Another way to greatly reduce the environmental impact of meetings and conferences is to source products locally. Hotels can save money, reduce their carbon footprint, and help support their local economy by purchasing as many items as possible from regional vendors. The first LEED Gold certified hotel in the mid-west, the CityFlats Hotel in Holland, MI , had many materials shipped to Holland and assembled locally.
A favorite example of mine is Green Mill Village (GMV), a conference center scheduled to open in 2010 in Arcola, IL. They are looking to local Amish craftspeople to build all of the furniture throughout their hotel and center. In addition to the initial purchases made for the hotel, GMV will continue to support the regional economy by allowing guests to purchase any item they see in their room, a majority of which will be made in the area. These local products decrease the carbon emissions related to transportation of products from outside the state. There will also be several wind mills on site that, along with the solar panels, will provide the entire village with clean, renewable electricty.
The final program that I would like to highlight is Farmers, Foragers, and Fishermen, an initiative that just got underway at the Loews Coranado Bay Resort in San Diego. The idea is to highlight one local producer each season and feature them at special dinners. Loews head chef and the purveyor of honor interact with guests during a four course meal, sharing the history and details of their company and explaining why working with local producers is an important step in creating vibrant local economies throughout the country.
So next time you find yourself dining at a hotel, make it a point to select the locally produced fare.

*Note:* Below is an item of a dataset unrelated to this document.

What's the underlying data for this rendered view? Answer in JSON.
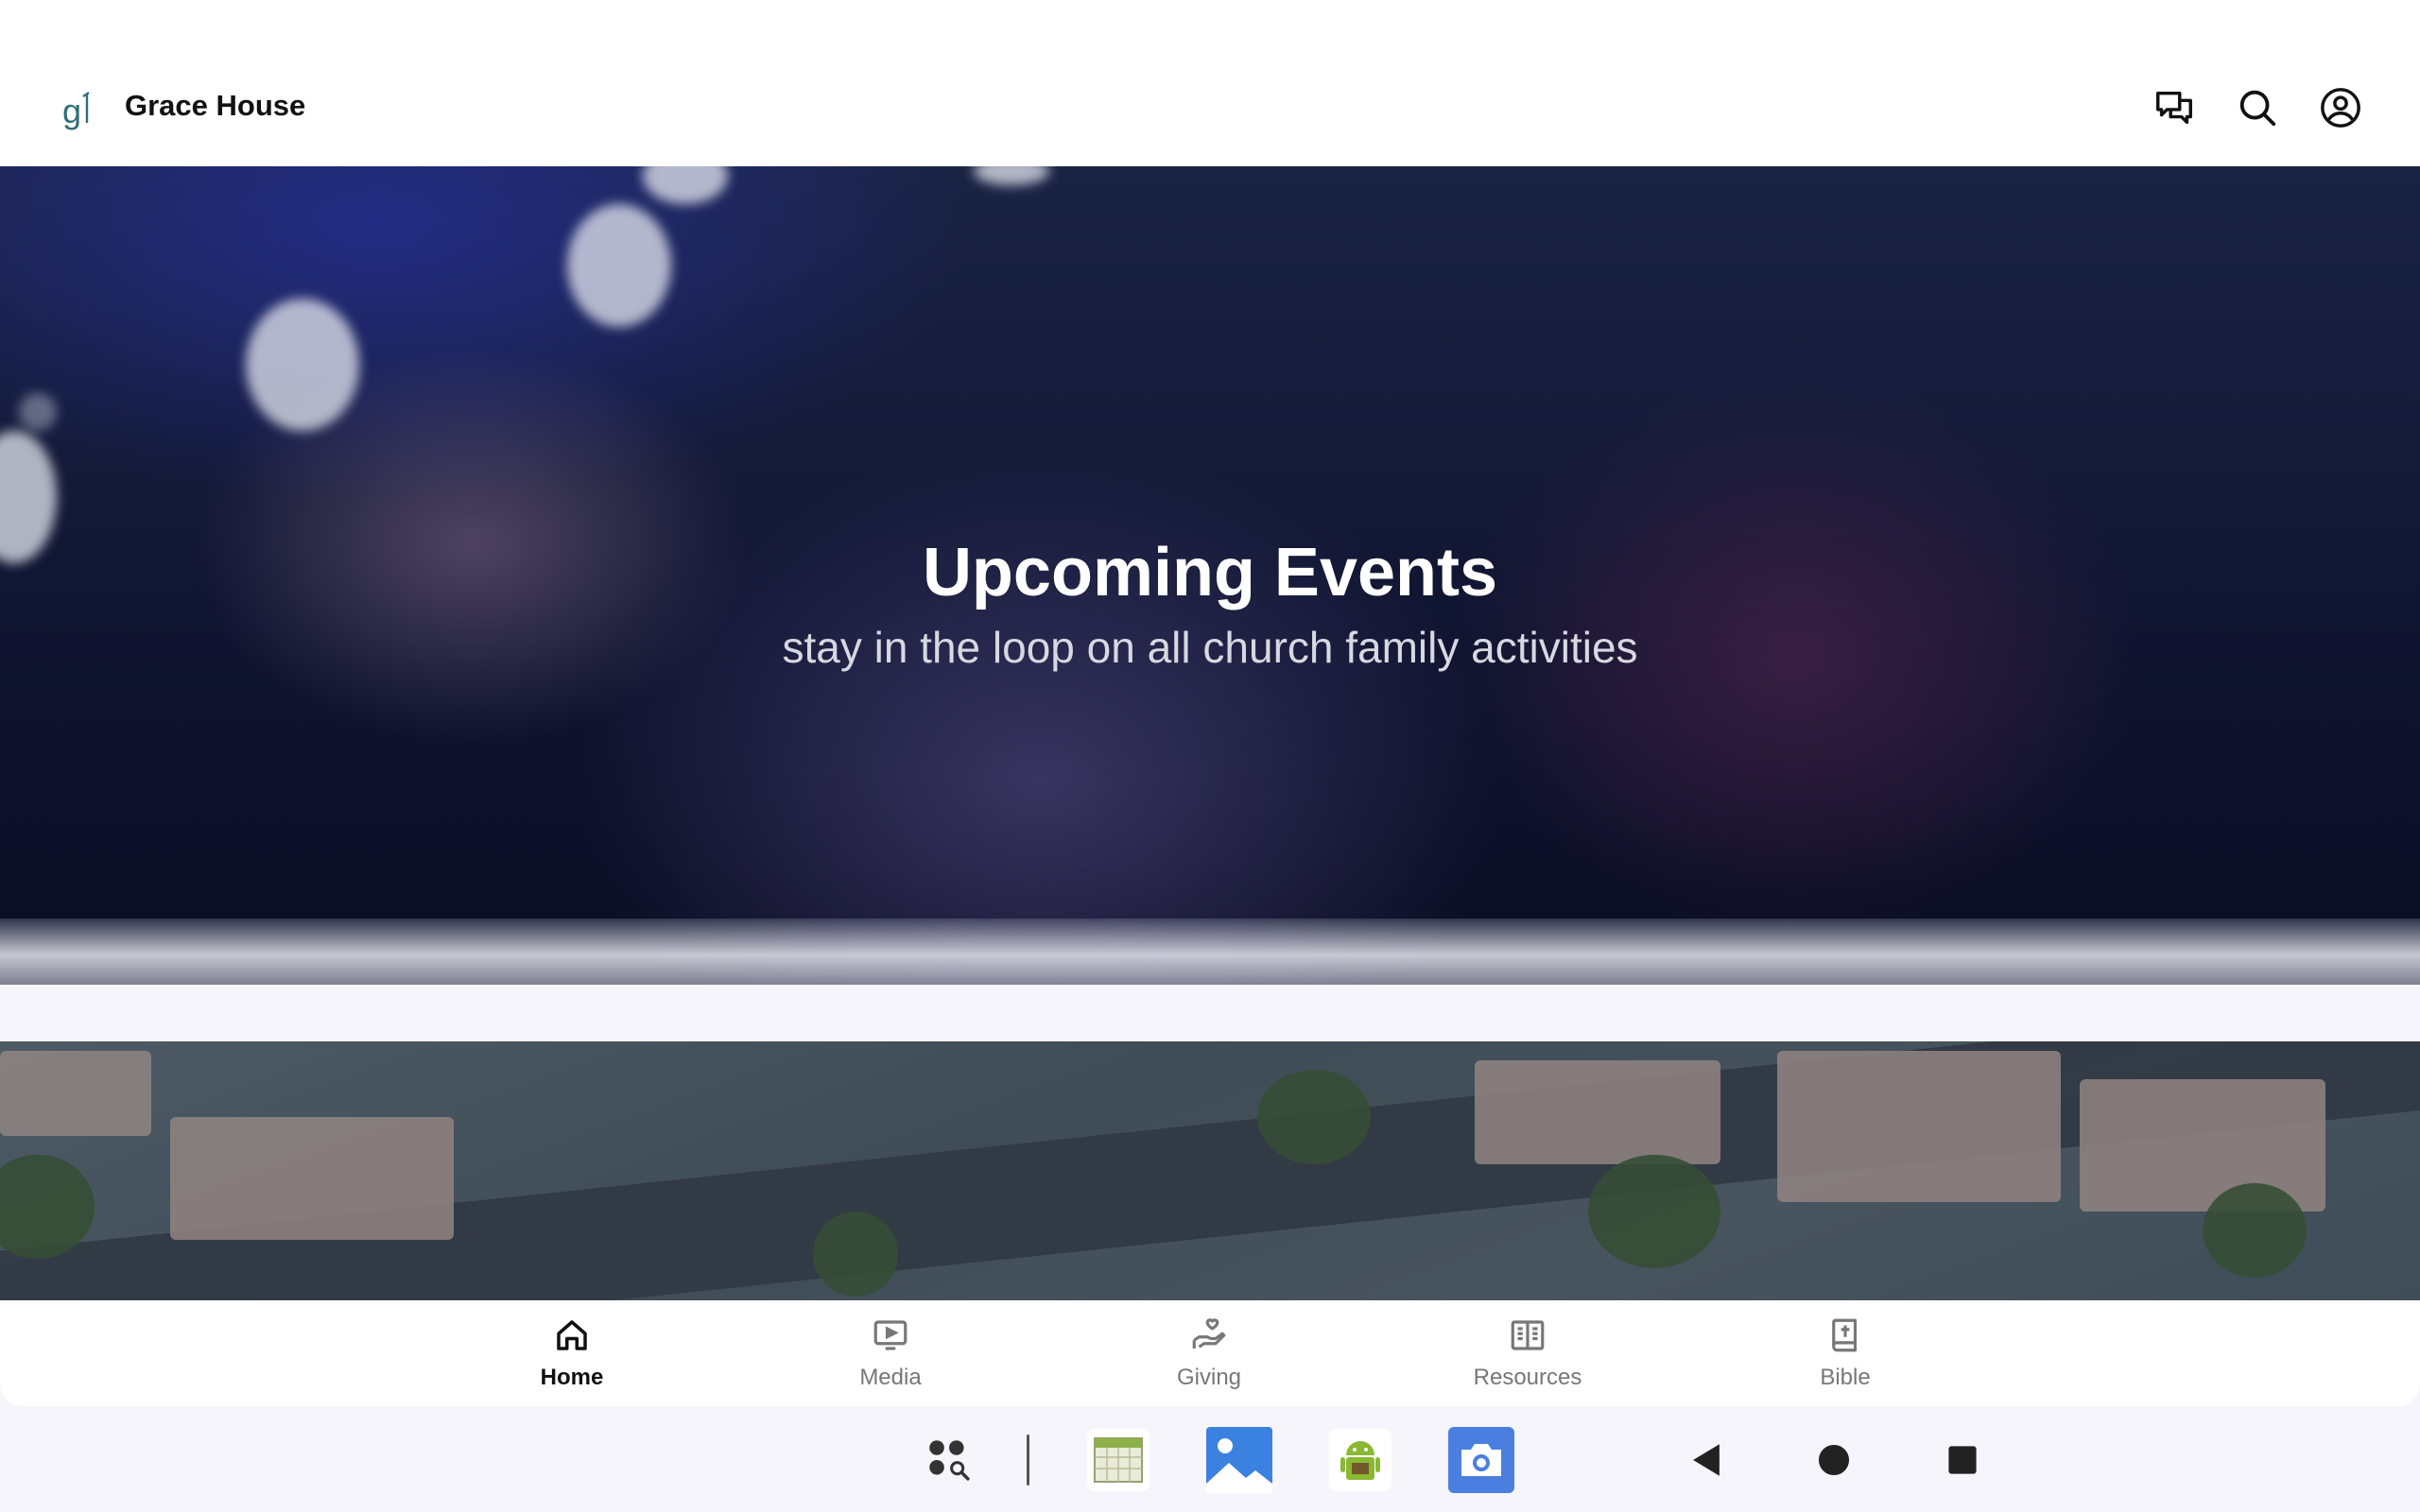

It will be fresher than something shipped across the country, it will often be a speciality of the region in which you find yourself, and the increased demand you help create will provide the hotel with an incentive to seek out more local vendors. And as I’ve said, items produced near a hotel decrease the environmental impact of the facility by reducing the transportation needed to link a vendor with clients and it helps to keep local economies strong.